Govt needs 62 MT foodgrains to meet NAC proposal on Food Law

Last Updated 26 October 2010, 14:00 IST

The requirement of foodgrains is more than the 54 MT procured by the government last year, but is close to the record quantum of 59 MT purchased in the previous year. In a recent meeting, the NAC -- headed by UPA Chairperson Sonia Gandhi -- finalised its recommendations on the proposed Act and suggested extending a legal entitlement to subsidised foodgrains to two broad categories -- priority and general -- covering 90 per cent of the rural population and 50 per cent in urban areas.

According to sources, as per the NAC proposal, about 9.68 crore families would be covered under the priority category and 8.92 crore families under the general category, taking the total number of beneficiaries to 18.6 crore families.

At present, the government provides cheap foodgrains to 18.04 families, which includes 6.52 BPL families and 11.5 APL families, under the Public Distribution System (PDS). Offtake under the PDS in the last fiscal was 42.4 million tonnes.

The foodgrains requirement for the priority and general categories would be 40 million tonnes and 21 million tonnes per annum, respectively, sources added. The calculation is based on the NAC proposal for providing 35 kg of foodgrains a month to priority households at a subsidised rate of Rs 1 per kg for millets, Rs 2 for wheat and Rs 3 for rice.

For the general category, the NAC has suggested supplying 20 kg of foodgrains at a price not exceeding 50 per cent of the current support price, which comes to Rs 5.50 for wheat and Rs 7.70 per kg for rice.

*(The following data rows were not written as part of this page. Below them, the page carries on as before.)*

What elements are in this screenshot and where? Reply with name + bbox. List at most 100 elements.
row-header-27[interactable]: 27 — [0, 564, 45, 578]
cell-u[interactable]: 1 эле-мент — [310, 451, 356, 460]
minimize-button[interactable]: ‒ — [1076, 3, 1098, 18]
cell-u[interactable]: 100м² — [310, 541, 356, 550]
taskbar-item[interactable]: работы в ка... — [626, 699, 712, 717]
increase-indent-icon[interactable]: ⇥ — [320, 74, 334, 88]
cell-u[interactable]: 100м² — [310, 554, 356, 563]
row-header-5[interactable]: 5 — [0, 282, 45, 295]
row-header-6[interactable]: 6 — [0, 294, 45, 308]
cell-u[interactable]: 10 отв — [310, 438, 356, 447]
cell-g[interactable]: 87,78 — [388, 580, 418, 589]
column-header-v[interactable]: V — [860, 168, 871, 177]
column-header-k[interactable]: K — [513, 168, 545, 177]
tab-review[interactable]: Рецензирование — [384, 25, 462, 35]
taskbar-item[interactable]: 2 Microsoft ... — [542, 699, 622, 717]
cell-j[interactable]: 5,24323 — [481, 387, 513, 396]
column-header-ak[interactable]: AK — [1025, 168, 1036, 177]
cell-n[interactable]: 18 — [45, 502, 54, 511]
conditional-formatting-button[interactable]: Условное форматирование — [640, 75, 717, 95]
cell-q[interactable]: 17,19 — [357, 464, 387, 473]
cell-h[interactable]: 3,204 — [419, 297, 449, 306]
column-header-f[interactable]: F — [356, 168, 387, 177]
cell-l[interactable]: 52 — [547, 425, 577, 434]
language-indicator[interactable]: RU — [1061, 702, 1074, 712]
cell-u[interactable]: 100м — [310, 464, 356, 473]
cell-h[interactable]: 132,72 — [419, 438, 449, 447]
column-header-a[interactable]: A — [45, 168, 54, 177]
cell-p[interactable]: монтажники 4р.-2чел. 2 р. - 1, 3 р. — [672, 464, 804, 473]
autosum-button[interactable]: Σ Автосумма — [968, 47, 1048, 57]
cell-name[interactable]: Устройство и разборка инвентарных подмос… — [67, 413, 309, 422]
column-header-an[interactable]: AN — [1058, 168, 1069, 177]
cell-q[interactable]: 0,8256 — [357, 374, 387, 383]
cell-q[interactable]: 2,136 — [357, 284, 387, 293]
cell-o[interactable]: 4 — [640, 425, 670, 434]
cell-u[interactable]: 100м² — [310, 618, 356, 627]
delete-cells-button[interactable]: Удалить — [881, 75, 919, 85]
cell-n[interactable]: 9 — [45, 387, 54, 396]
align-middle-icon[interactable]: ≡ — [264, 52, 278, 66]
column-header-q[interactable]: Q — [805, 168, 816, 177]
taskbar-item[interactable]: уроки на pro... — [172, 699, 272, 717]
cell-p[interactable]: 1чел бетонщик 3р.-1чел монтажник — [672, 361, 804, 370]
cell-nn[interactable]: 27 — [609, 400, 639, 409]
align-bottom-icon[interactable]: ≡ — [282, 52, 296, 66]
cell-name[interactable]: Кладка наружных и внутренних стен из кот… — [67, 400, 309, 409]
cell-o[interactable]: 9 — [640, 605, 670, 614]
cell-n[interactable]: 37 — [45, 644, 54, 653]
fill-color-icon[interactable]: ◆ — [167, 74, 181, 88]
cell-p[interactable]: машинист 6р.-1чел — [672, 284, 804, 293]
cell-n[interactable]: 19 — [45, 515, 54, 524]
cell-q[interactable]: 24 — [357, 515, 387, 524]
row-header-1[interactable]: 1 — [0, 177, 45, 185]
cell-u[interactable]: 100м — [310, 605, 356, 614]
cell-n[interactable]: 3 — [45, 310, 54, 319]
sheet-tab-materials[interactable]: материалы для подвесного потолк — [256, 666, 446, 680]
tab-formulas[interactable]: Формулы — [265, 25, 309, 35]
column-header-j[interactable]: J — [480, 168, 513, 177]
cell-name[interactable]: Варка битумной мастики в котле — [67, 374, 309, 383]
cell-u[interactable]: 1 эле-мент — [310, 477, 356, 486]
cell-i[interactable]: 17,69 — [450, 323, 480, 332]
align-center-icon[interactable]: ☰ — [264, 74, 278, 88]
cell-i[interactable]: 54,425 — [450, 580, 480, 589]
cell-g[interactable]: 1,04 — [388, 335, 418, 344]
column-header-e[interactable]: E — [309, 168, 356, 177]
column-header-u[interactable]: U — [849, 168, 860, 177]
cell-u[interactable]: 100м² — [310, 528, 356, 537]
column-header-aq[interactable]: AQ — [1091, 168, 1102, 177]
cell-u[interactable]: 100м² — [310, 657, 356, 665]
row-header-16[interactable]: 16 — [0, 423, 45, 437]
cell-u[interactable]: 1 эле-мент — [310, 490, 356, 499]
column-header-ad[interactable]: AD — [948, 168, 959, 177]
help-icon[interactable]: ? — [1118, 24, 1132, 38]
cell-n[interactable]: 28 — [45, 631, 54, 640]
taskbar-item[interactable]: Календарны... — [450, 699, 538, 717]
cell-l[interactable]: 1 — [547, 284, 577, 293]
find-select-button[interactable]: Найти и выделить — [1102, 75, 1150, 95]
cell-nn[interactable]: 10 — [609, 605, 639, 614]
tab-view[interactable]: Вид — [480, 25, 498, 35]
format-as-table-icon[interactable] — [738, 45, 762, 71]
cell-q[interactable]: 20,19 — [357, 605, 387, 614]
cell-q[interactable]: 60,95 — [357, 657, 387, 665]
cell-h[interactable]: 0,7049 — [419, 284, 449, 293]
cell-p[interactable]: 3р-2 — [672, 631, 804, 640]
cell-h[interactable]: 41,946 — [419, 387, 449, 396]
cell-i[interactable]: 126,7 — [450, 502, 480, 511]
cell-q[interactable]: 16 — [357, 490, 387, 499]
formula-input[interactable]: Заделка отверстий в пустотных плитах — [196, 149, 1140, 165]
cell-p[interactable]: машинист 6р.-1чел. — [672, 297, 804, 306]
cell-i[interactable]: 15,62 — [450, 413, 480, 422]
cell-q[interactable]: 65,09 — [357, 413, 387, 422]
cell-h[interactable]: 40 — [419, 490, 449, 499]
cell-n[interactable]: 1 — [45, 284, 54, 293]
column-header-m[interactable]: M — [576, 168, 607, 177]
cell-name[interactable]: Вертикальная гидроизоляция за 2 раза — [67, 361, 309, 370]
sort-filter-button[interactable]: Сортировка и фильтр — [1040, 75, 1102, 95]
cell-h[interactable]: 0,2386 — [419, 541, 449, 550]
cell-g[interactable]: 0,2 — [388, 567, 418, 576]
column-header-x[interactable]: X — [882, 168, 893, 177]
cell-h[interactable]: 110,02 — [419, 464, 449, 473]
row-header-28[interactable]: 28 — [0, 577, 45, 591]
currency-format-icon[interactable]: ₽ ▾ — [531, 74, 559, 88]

The NAC has estimated that the government's food subsidy bill would go up by Rs 23,231 crore if the recommendations are implemented and enacted in the National Food Security Bill. At present, the government doles out food subsidies worth Rs 56,700 crore every year.

Experts are of the opinion that implementation of the NAC proposal is feasible, as the foodgrains requirement is close to the procurement level achieved during the last few years.

However, it would be difficult to implement the recommendations made for the general category, as it would involve another round of targetting beneficiaries, which may lead to the problem of inclusion and exclusion errors, they said.

Experts also pointed out that the price of foodgrains for the general category is lower than the existing rates -- Rs 6.10/kg for wheat and Rs 8.30/kg for rice -- for Above Poverty Line (APL) families. A higher gap between the market price and the proposed rates of foodgrains for the general category would give more scope for diversion, they added.

The UPA government had announced last year that it would bring in a legislation to provide 25 kg of wheat or rice every month to poor people at a price of Rs 3 per kg. It had set up an Empowered Group of Ministers to finalise a draft bill, which will be placed before the public for comments.